Lisa will be dissapointed in me now.

Okay, so I'm adding something. I was just reading Kortnie's blog about how excited she is to get married and see Kelly every day, and come home to him, and I've been talking to angie today- so you know there was some discussion of her and john's relationship, and I guess I am dealing with the fact that I don't have that. Not that I begrudge any of you your relationships, and not that I want you to stop discussing them around me, because it is beautiful and natural for you to do so. And not that I sit at home aching with envy every night, and really I know that I wouldn't be happy with john, or kelly, or mike, or paul, or mark, or jeff, or pretty much any of my friends boyfriends/fiances/husbands, but as an emotional and relational person, there are times where I really wish for that.
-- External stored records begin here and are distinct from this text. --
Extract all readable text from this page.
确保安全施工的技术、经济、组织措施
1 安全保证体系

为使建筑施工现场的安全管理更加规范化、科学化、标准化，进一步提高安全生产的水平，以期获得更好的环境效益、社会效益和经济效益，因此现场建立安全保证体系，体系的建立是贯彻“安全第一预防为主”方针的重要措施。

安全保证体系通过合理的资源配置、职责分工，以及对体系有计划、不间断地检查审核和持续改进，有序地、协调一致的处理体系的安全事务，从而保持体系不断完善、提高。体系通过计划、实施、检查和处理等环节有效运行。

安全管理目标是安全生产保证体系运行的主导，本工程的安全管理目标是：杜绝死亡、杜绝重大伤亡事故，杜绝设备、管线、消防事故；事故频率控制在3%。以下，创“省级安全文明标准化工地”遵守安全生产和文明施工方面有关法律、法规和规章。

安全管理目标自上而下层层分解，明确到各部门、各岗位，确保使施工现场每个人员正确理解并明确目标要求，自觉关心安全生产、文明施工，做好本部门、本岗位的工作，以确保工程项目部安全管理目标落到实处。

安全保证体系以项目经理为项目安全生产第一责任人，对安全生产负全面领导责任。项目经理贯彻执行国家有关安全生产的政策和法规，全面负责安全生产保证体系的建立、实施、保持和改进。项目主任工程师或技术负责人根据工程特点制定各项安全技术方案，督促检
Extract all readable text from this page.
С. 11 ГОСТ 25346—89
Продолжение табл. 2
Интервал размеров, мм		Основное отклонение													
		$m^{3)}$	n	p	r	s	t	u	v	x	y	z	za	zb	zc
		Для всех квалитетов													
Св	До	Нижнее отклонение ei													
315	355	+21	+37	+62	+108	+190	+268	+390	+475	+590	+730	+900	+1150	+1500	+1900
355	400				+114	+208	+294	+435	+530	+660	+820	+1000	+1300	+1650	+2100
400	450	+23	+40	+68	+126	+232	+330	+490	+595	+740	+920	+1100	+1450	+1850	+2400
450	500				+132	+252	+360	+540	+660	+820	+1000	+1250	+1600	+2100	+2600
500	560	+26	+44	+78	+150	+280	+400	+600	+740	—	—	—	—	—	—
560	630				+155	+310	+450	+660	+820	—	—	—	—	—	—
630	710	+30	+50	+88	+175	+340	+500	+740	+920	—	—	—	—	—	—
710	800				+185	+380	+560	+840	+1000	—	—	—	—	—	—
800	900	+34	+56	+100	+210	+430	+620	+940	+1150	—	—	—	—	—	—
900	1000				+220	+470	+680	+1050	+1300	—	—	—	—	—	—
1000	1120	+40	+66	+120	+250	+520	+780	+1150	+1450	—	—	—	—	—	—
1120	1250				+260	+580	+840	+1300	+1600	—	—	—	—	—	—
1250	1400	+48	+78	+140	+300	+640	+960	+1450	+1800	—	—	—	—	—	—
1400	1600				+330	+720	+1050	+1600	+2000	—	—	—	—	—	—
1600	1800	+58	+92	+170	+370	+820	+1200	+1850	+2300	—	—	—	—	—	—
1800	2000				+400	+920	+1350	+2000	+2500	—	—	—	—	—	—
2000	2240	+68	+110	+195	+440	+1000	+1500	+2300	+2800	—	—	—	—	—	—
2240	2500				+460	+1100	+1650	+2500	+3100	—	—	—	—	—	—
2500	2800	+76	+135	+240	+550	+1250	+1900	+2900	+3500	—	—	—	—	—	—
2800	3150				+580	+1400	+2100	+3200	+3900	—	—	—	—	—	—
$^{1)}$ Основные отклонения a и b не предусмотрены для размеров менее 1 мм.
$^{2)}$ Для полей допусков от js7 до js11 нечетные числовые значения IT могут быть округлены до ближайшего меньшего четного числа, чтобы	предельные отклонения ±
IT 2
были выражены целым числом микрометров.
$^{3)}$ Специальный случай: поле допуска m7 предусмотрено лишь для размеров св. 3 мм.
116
Right now I don't think that it is in an un-holy way, because I do think that it is possible to desire something- like a life-mate and not have it be out of jealousy. so what I'm really saying is please keep me accountable about that, that I keep it as a healthy desire for the best that I know in my heart God has waiting for me- that I stick with patience tempering my anticipation and trust in God's soveriegn plan leading the course of my every moment. Man, I sound deep when I'm exhausted- maybe I should do this more often and my first book would win a pulitzer or something.